Noche fría como cuerpos enterrados, deseando salir a ver.
Solo en esta hora sus voces rompen el silencio:
timbres de iglesia que repican en la garganta del viento.
Nadie sabe cómo escapar de la suerte tejida;
un alma pura ha sido elegida, susurro y condena.
Monjes de batas blancas cruzadas al pecho,
purificados por agua bendita, marchan sin retorno.
Intentan tomar el cuerpo de aquel elegido,
para apagar en su carne una llama que no entienden.
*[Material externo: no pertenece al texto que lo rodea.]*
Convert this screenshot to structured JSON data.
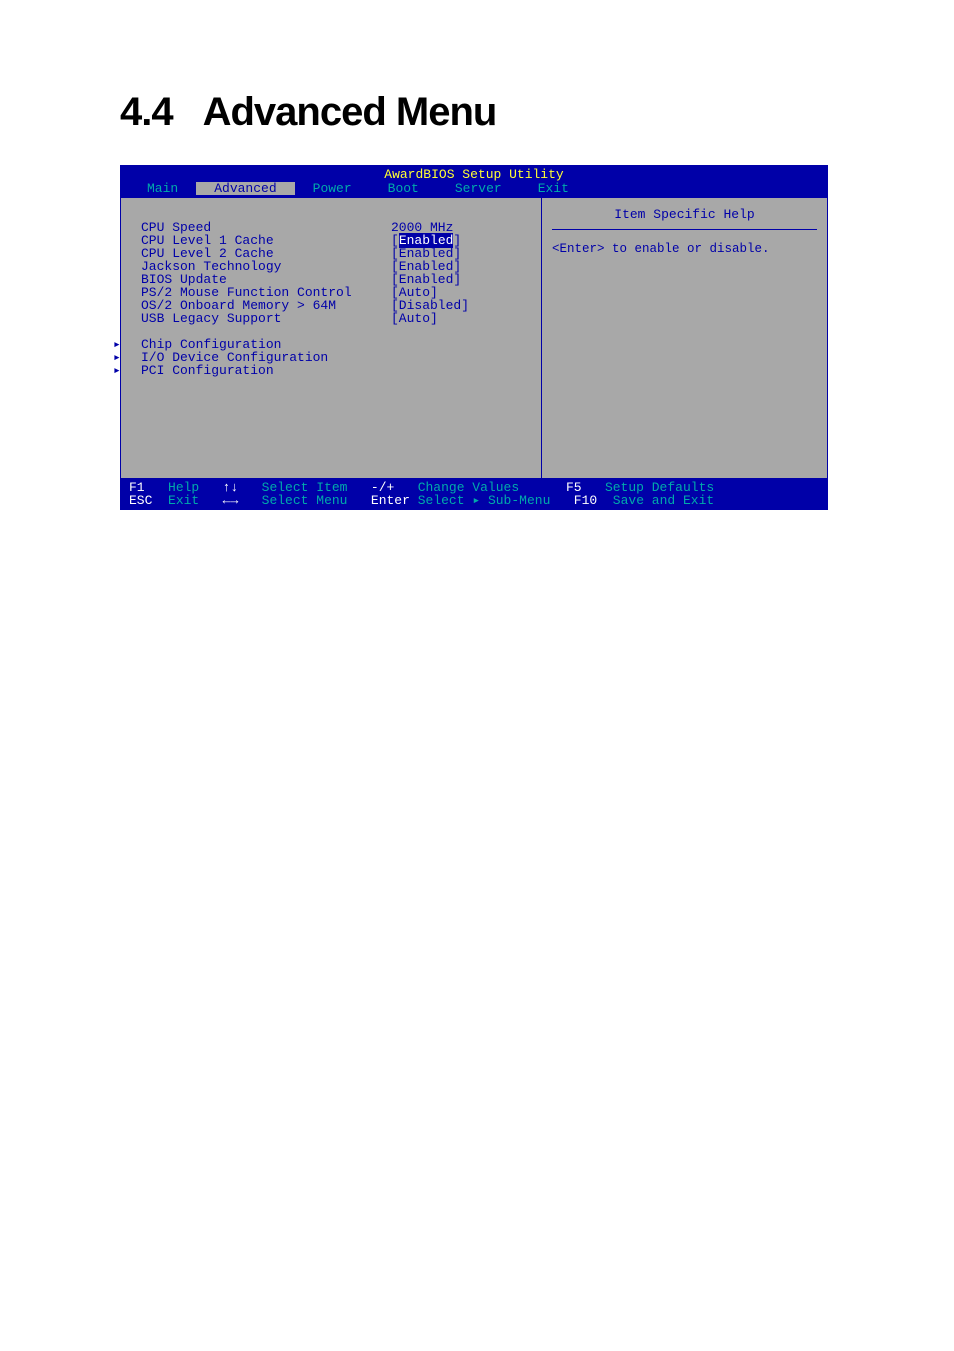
{
  "heading": {
    "number": "4.4",
    "title": "Advanced Menu"
  },
  "bios": {
    "title": "AwardBIOS Setup Utility",
    "tabs": [
      "Main",
      "Advanced",
      "Power",
      "Boot",
      "Server",
      "Exit"
    ],
    "active_tab": "Advanced",
    "settings": [
      {
        "label": "CPU Speed",
        "value": "2000 MHz",
        "selected": false
      },
      {
        "label": "CPU Level 1 Cache",
        "value": "[Enabled]",
        "selected": true
      },
      {
        "label": "CPU Level 2 Cache",
        "value": "[Enabled]",
        "selected": false
      },
      {
        "label": "Jackson Technology",
        "value": "[Enabled]",
        "selected": false
      },
      {
        "label": "BIOS Update",
        "value": "[Enabled]",
        "selected": false
      },
      {
        "label": "PS/2 Mouse Function Control",
        "value": "[Auto]",
        "selected": false
      },
      {
        "label": "OS/2 Onboard Memory > 64M",
        "value": "[Disabled]",
        "selected": false
      },
      {
        "label": "USB Legacy Support",
        "value": "[Auto]",
        "selected": false
      }
    ],
    "submenus": [
      "Chip Configuration",
      "I/O Device Configuration",
      "PCI Configuration"
    ],
    "help": {
      "title": "Item Specific Help",
      "text": "<Enter> to enable or disable."
    },
    "footer": {
      "r1": {
        "k1": "F1",
        "a1": "Help",
        "k2": "↑↓",
        "a2": "Select Item",
        "k3": "-/+",
        "a3": "Change Values",
        "k4": "F5",
        "a4": "Setup Defaults"
      },
      "r2": {
        "k1": "ESC",
        "a1": "Exit",
        "k2": "←→",
        "a2": "Select Menu",
        "k3": "Enter",
        "a3": "Select ▸ Sub-Menu",
        "k4": "F10",
        "a4": "Save and Exit"
      }
    }
  }
}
Un sacrificio humano para teñir la luna de blanco a rojo,
llenarla de sangre sin remordimiento, sin nombre.
—Que esta noche sea nuestra bendición, hermanos —dice el mayor—,
nadie sabrá nada: ante la ciudad solo seremos padres.
Hoy es la copa que no podemos desperdiciar;
llenemos este mar con la pureza ofrecida.
Los dioses mirarán y contarán nuestras cuentas,
los perdonarán o nos dejarán libres de la avaricia.
No es la primera vez: es un año más de sabor amargo,
las batas y el crucifijo marchan, pidiendo absolución.
Dios sabe que hacemos lo correcto, esperan,
y nosotros miramos la luna como quien pide permiso.
Y en la noche, mientras la aldea duerme,
disfrutamos la mecánica de matar —ciega y necesaria—.